Turkey’s Erdogan Rebukes Lawmakers Over ‘Leg-Biting’ Brawl

Ruling Justice and Development Party lawmakers (R) and main opposition Republican People's Party scuffle during a debate focused on corruption charges against four cabinet ministers of Turkish Prime Minister, at the parliament in Ankara, on May 5, 2014. AFP PHOTO / ADEM ALTAN (Photo credit should read ADEM ALTAN/AFP/Getty Images)

ISTANBUL (AFP) – Turkish President Recep Tayyip Erdogan took the country’s lawmakers to task Friday over an “ugly” brawl in parliament during a vote on a hugely controversial bill bolstering his powers left several injured.

The fight broke out on Thursday as lawmakers voted on parts of the 18-article bill to change the constitution to create an executive presidency, with one deputy suffering a broken nose and another claiming his leg was bitten.

“A very ugly situation like breaking the nose of our deputy friend and biting the leg of another is not suitable for any member of parliament,” Erdogan said in a televised remarks in Istanbul.

One MP was held in a chokehold while another was left bleeding from the head. The fighting saw chairs and punches thrown while an ornamental flower pot was also seen flying through the air.

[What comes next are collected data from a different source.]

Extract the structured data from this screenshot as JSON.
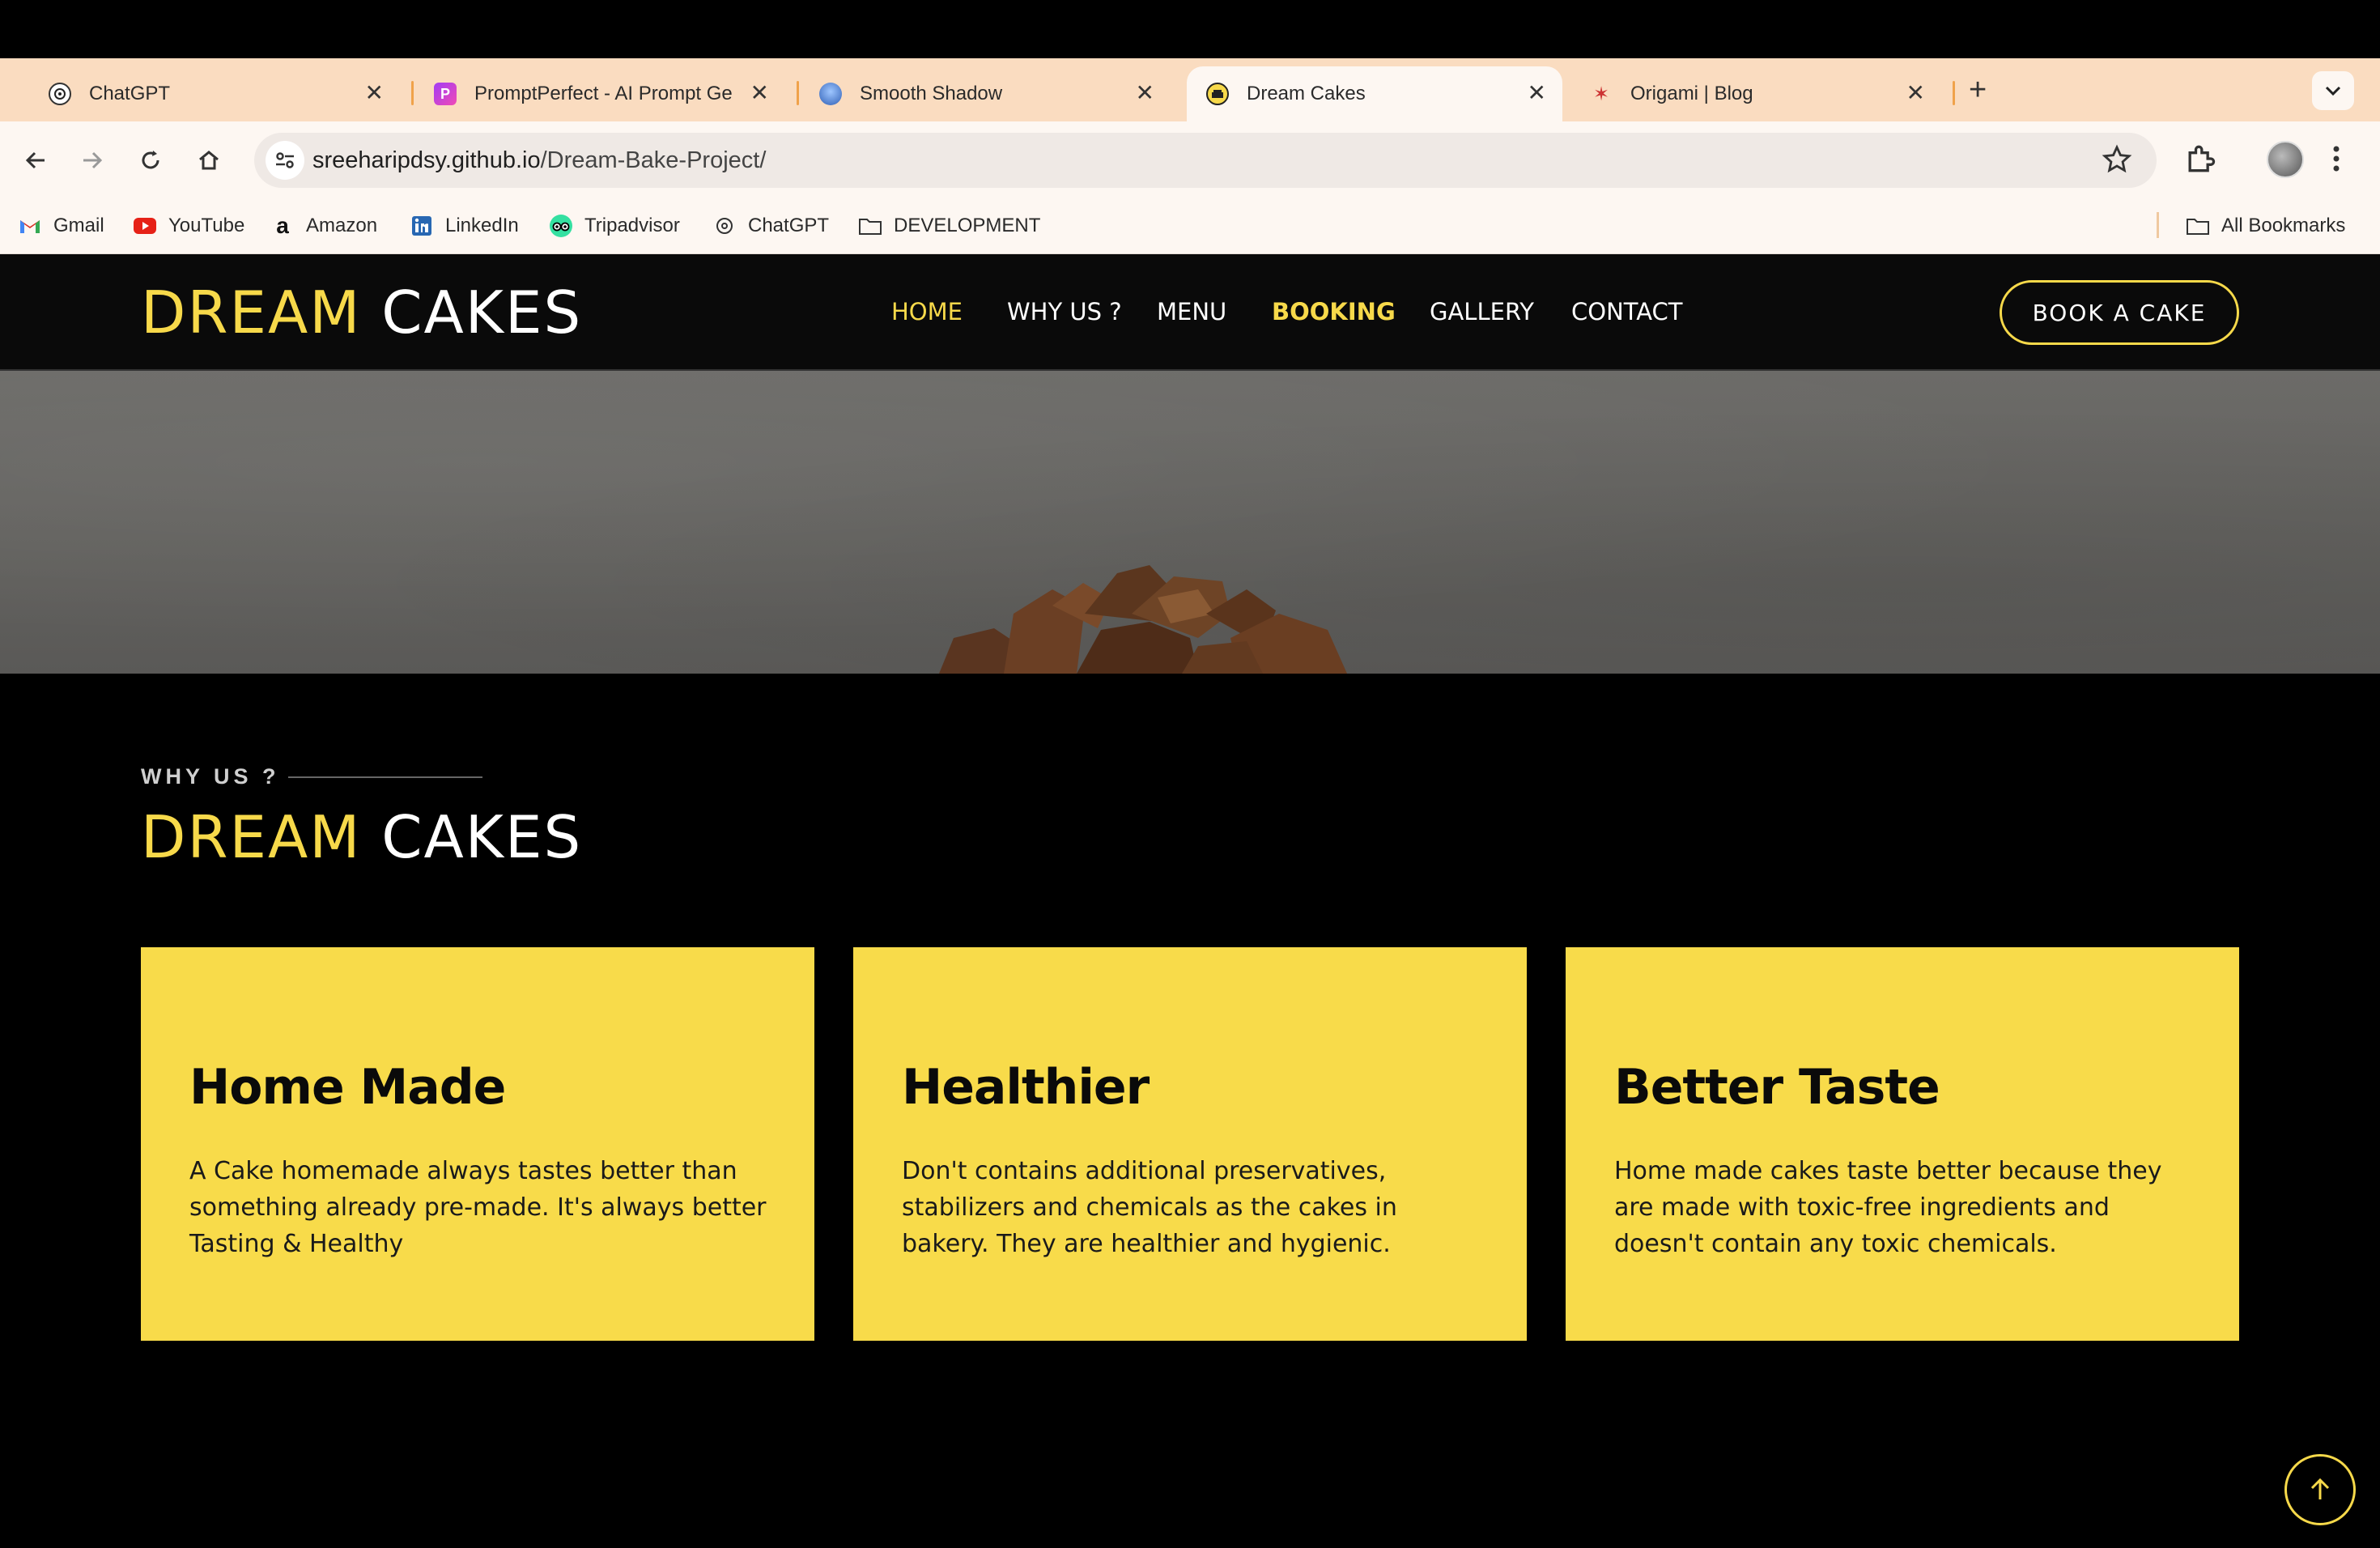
{
  "browser": {
    "tabs": [
      {
        "title": "ChatGPT",
        "icon": "chatgpt-icon"
      },
      {
        "title": "PromptPerfect - AI Prompt Ge",
        "icon": "promptperfect-icon"
      },
      {
        "title": "Smooth Shadow",
        "icon": "smooth-shadow-icon"
      },
      {
        "title": "Dream Cakes",
        "icon": "dream-cakes-icon",
        "active": true
      },
      {
        "title": "Origami | Blog",
        "icon": "origami-icon"
      }
    ],
    "url_host": "sreeharipdsy.github.io",
    "url_path": "/Dream-Bake-Project/",
    "bookmarks": [
      {
        "label": "Gmail",
        "icon": "gmail-icon"
      },
      {
        "label": "YouTube",
        "icon": "youtube-icon"
      },
      {
        "label": "Amazon",
        "icon": "amazon-icon"
      },
      {
        "label": "LinkedIn",
        "icon": "linkedin-icon"
      },
      {
        "label": "Tripadvisor",
        "icon": "tripadvisor-icon"
      },
      {
        "label": "ChatGPT",
        "icon": "chatgpt-icon"
      },
      {
        "label": "DEVELOPMENT",
        "icon": "folder-icon"
      }
    ],
    "all_bookmarks": "All Bookmarks"
  },
  "site": {
    "logo_accent": "DREAM",
    "logo_rest": "CAKES",
    "nav": [
      "HOME",
      "WHY US ?",
      "MENU",
      "BOOKING",
      "GALLERY",
      "CONTACT"
    ],
    "cta": "BOOK A CAKE",
    "accent_color": "#f7d94a"
  },
  "why_us": {
    "eyebrow": "WHY US ?",
    "title_accent": "DREAM",
    "title_rest": "CAKES",
    "cards": [
      {
        "title": "Home Made",
        "text": "A Cake homemade always tastes better than something already pre-made. It's always better Tasting & Healthy"
      },
      {
        "title": "Healthier",
        "text": "Don't contains additional preservatives, stabilizers and chemicals as the cakes in bakery. They are healthier and hygienic."
      },
      {
        "title": "Better Taste",
        "text": "Home made cakes taste better because they are made with toxic-free ingredients and doesn't contain any toxic chemicals."
      }
    ]
  }
}
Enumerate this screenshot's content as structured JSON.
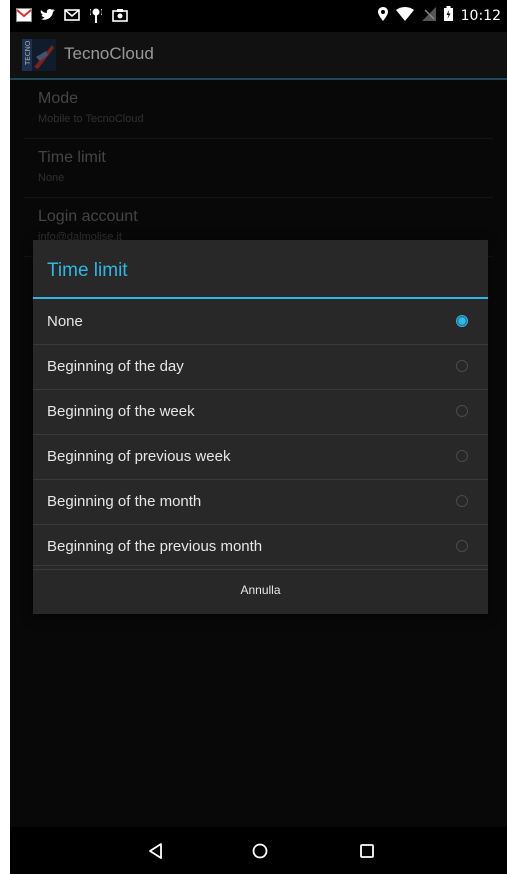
{
  "statusbar": {
    "left_icons": [
      "gmail-icon",
      "twitter-icon",
      "mail-icon",
      "wifi-tower-icon",
      "camera-icon"
    ],
    "right_icons": [
      "location-icon",
      "wifi-icon",
      "no-signal-icon",
      "battery-icon"
    ],
    "time": "10:12"
  },
  "appbar": {
    "title": "TecnoCloud",
    "icon": "tecnocloud-logo"
  },
  "preferences": [
    {
      "title": "Mode",
      "summary": "Mobile to TecnoCloud"
    },
    {
      "title": "Time limit",
      "summary": "None"
    },
    {
      "title": "Login account",
      "summary": "info@dalmolise.it"
    }
  ],
  "dialog": {
    "title": "Time limit",
    "options": [
      {
        "label": "None",
        "selected": true
      },
      {
        "label": "Beginning of the day",
        "selected": false
      },
      {
        "label": "Beginning of the week",
        "selected": false
      },
      {
        "label": "Beginning of previous week",
        "selected": false
      },
      {
        "label": "Beginning of the month",
        "selected": false
      },
      {
        "label": "Beginning of the previous month",
        "selected": false
      }
    ],
    "cancel_label": "Annulla"
  },
  "navbar": {
    "back": "back-icon",
    "home": "home-icon",
    "recents": "recents-icon"
  },
  "colors": {
    "accent": "#33b5e5",
    "dialog_bg": "#282828",
    "screen_bg": "#0d0d0d"
  }
}
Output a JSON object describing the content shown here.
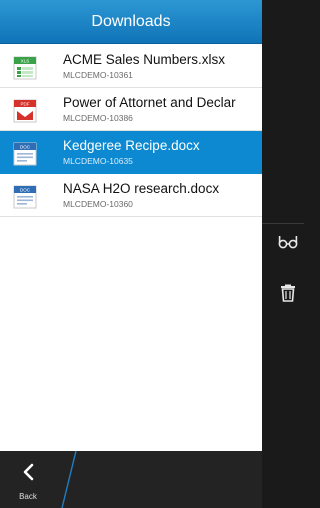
{
  "header": {
    "title": "Downloads"
  },
  "files": [
    {
      "name": "ACME Sales Numbers.xlsx",
      "id": "MLCDEMO-10361",
      "type_label": "XLS",
      "icon": "xlsx-document-icon",
      "color": "#3aa34a",
      "selected": false
    },
    {
      "name": "Power of Attornet and Declar",
      "id": "MLCDEMO-10386",
      "type_label": "PDF",
      "icon": "pdf-document-icon",
      "color": "#d6322c",
      "selected": false
    },
    {
      "name": "Kedgeree Recipe.docx",
      "id": "MLCDEMO-10635",
      "type_label": "DOC",
      "icon": "docx-document-icon",
      "color": "#2f6db5",
      "selected": true
    },
    {
      "name": "NASA H2O research.docx",
      "id": "MLCDEMO-10360",
      "type_label": "DOC",
      "icon": "docx-document-icon",
      "color": "#2f6db5",
      "selected": false
    }
  ],
  "footer": {
    "back_label": "Back"
  },
  "actions": [
    {
      "icon": "read-glasses-icon"
    },
    {
      "icon": "trash-icon"
    }
  ],
  "colors": {
    "accent": "#0d89d2",
    "titlebar": "#1a86c8"
  }
}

But the tensions so far do not appear to have slowed the new constitution’s passage which is being debated article by article and will have two readings.

While critics say the move is part of a power grab by Erdogan for one-man rule, supporters say it will put Turkey in line with France and the US and is needed for efficient government.

Eight of the 18 articles have now been approved with the three-fifths majority required for it to be submitted to a referendum expected late March or early April.

The ruling Justice and Development Party (AKP) has sufficient votes thanks to an alliance with the opposition Nationalist Movement Party (MHP).

But the main opposition Republican People’s Party (CHP) is fiercely against the changes and has boycotted the vote.

Erdogan said Friday after the fighting that if parliament “is incapable of working” then snap elections could be on the agenda.

“It (early elections) could be conceivable. We could think about it,” he said.

The CHP and AKP blamed each other for the fighting.

AKP lawmakers took to Twitter to slam “the scumbag” who left tooth marks on their fellow MP. The biter’s identity was not made clear.

There were reports Friday that a heavy and very expensive microphone seized from the chamber’s lectern had been broken off and used as a weapon during the rumpus.

Despite the tensions, all articles of the bill have been passed easily so far and Erdogan said he believed the first round of voting would be “completed within the week”.

“The real owners (of the constitution) are the people. They will decide on this,” he said about the referendum.